United States v. LarkinAnnotate this Case
59 U.S. 557
U.S. Supreme Court
United States v. Larkin, 59 U.S. 18 How. 557 557 (1855)
United States v. Larkin
59 U.S. (18 How.) 557
Where there was a grant of land in California made by the governor to the secretary of the government, and neither the petition nor the patent stated the quantity, but the concession and direction by the governor to the proper officer to issue the patent limited the quantity to eleven square leagues, this concession and direction constitute a part of the evidence of title, and are sufficient to make a good grant for that amount.
The petition to the governor was accompanied with a sketch or map giving the location and boundaries of the tract. The patent refers to this sketch, and by it the land can be located.
The fraudulent nature of the grant was not made a question in the court below, and therefore cannot be made here. Moreover, there is no evidence of fraud.
The objections that the case was not submitted to the departmental assembly and that judicial possession was not taken of the land are overruled by the case of United States v. Fremont, 17 How. 542.

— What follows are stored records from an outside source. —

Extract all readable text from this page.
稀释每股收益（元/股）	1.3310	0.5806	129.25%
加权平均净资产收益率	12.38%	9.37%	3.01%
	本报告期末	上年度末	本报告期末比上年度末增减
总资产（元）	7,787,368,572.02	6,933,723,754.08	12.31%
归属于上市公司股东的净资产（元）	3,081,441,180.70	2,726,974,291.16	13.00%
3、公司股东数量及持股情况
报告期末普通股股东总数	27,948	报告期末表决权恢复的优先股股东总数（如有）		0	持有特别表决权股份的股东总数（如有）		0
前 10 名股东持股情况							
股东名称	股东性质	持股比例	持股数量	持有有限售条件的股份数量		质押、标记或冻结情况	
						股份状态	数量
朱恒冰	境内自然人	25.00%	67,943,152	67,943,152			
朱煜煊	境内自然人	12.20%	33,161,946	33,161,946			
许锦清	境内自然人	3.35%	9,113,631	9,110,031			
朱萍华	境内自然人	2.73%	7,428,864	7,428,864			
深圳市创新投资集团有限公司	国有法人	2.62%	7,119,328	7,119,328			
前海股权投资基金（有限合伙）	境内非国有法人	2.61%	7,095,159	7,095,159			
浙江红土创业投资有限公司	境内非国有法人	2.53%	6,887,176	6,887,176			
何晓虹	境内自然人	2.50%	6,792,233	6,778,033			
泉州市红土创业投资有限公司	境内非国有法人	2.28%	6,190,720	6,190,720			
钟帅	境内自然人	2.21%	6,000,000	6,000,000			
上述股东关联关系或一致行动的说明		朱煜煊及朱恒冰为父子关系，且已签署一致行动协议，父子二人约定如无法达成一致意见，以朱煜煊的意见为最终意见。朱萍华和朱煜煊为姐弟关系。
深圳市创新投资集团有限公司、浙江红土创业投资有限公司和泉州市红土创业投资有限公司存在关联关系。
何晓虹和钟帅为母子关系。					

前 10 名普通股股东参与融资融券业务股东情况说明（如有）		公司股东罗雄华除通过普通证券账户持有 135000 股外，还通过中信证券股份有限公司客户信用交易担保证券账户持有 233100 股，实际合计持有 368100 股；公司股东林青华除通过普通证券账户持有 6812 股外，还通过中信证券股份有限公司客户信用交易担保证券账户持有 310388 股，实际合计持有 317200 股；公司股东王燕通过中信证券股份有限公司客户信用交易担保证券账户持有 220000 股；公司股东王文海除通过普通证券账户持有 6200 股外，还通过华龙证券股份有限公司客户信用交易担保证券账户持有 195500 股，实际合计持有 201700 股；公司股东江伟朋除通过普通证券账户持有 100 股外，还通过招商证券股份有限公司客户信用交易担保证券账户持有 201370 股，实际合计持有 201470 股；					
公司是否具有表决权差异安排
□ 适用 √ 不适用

Neither the act of the Mexican congress of 1824 nor the regulations of 1828 prescribe any particular form of grants or patents of the public lands. And there is no uniformity with respect to the conditions imposed upon the grantee either in those which relate to the cultivation or taking possession of the land. The absence of the condition of settlement within a limited time will not avoid the grant in this case.
The facts are stated in the opinion of the Court.